Priya specializes in director and officer liability and its mitigation through both insurance and corporate governance solutions. This article was first published in the edition of Boardroom Briefings: Priya was previously an attorney at WSGR.
Acting within powers[ edit ] s. For instance, were a director to issue a large number of new shares, not for the purposes of raising capital but to defeat a potential takeover bid, that would be an improper purpose. It is also largely accepted in most jurisdictions that this principle should be capable of being abrogated in the company's constitution.
Directors must exercise their powers for a proper purpose. While in many instances an improper purpose is readily evident, such as a director looking to feather Duties of directors or her own nest or divert an investment opportunity to a relative, such breaches usually involve a breach of the director's duty to act in good faith.

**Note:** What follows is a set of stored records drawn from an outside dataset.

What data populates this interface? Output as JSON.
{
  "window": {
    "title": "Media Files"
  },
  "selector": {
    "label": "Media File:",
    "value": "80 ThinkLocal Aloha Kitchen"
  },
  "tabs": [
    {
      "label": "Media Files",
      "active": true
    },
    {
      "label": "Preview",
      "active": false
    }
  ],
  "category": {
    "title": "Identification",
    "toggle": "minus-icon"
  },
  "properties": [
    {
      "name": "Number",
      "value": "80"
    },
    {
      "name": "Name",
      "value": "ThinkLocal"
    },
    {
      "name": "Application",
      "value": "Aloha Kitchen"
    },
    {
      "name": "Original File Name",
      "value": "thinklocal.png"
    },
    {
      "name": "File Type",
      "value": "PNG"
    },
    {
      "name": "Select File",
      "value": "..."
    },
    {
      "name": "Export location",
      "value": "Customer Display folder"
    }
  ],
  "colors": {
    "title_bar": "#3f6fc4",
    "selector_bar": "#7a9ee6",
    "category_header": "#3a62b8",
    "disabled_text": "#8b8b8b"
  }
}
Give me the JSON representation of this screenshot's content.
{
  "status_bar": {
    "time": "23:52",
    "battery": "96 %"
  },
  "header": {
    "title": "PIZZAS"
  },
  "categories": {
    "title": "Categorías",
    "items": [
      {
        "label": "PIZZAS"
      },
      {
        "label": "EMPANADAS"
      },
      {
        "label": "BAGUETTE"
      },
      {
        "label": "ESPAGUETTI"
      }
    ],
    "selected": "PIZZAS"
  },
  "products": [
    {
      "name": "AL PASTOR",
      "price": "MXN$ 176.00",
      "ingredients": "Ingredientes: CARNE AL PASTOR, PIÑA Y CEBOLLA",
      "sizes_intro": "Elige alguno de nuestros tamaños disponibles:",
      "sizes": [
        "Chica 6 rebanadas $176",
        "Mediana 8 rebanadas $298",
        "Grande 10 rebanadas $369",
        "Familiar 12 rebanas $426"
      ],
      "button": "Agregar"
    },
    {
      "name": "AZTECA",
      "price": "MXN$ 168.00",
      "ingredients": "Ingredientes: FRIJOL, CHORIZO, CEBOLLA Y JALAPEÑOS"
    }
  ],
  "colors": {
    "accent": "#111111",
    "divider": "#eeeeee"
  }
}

Greater difficulties arise where the director, while acting in good faith, is serving a purpose that is not regarded by the law as proper. The seminal authority in relation to what amounts to a proper purpose is the Privy Council decision of Howard Smith Ltd v.
The court rejected an argument that the power to issue shares could only be properly exercised to raise new capital as too narrow, and held that it would be a proper exercise of the director's powers to issue shares to a larger company to ensure the financial stability of the company, or as part of an agreement to exploit mineral rights owned by the company.
But if the sole purpose was to destroy a voting majority, or block a takeover bid, that would be an improper purpose. Not all jurisdictions recognised the "proper purpose" duty as separate from the "good faith" duty however.
It sets out six factors to which a director must have regards in fulfilling the duty to promote success. Previously in the United Kingdom, under the Companies Actprotections for non-member stakeholders were considerably more limited see e.
The changes have therefore been the subject of some criticism. The test is a subjective one—the directors must act in " good faith in what they consider—not what the court may consider—is in the interests of the company For example, it may benefit a corporate group as a whole for a company to guarantee the debts of a "sister" company,  even if there is no "benefit" to the company giving the guarantee.
Similarly, conceptually at least, there is no benefit to a company in returning profits to shareholders by way of dividend. However, the more pragmatic approach illustrated in the Australian case of Mills v.
That is the general doctrine. Bona fides cannot be the sole test, otherwise you might have a lunatic conducting the affairs of the company, and paying away its money with both hands in a manner perfectly bona fide yet perfectly irrational… It is for the directors to judge, provided it is a matter which is reasonably incidental to the carrying on of the business of the company… The law does not say that there are to be no cakes and ale, but there are to be no cakes and ale except such as are required for the benefit of the company.
This does not mean, however, that the board cannot agree to the company entering into a contract that binds the company to a certain course, even if certain actions in that course will require further board approval.
The company remains bound, but the directors retain the discretion to vote against taking the future actions although that may involve a breach by the company of the contract that the board previously approved. Care and skill[ edit ] Main article: Duty of care business associations Traditionally, the level of care and skill a director must demonstrate has been framed largely with reference to the non-executive director.
However, a more modern approach has since developed, and in Dorchester Finance Co Ltd v Stebbing  BCLC the court held that the rule in Equitable Fire related only to skill, and not to diligence.Preview the article The Recognition of Directors Owing Fiduciary Duties to Creditors - Re Pantone Ltd and Colin Gwyer & Associates Ltd v London Wharf (Limehouse) Ltd by John Lowry, Reader in Law, Queen Mary College, University of London.
The following paper will outline the main duties that directors and officers have. Further the following article will examine the liability that will ensue for the breach of such duties. The responsibilities and duties of a company director This guide provides directors with a general overview of the key duties and obligations of the role.
The Companies Act imposes certain general duties on a director of a UK limited company. Generally, in addition to the requirement to ensure compliance with general and specific laws applying to your company’s operations, your primary duty is to the shareholders.
The Duties of the Directors has been ensemble under Section of the Act and applies to all types of Directors including Independent Directors.
The Duties and Responsibilities can be broadly classified into two categories. Duties and Responsibilities of Directors. Whether you are a newly appointed director, or are thinking about becoming a director, you will need to be aware that directors have many obligations and legal responsibilities.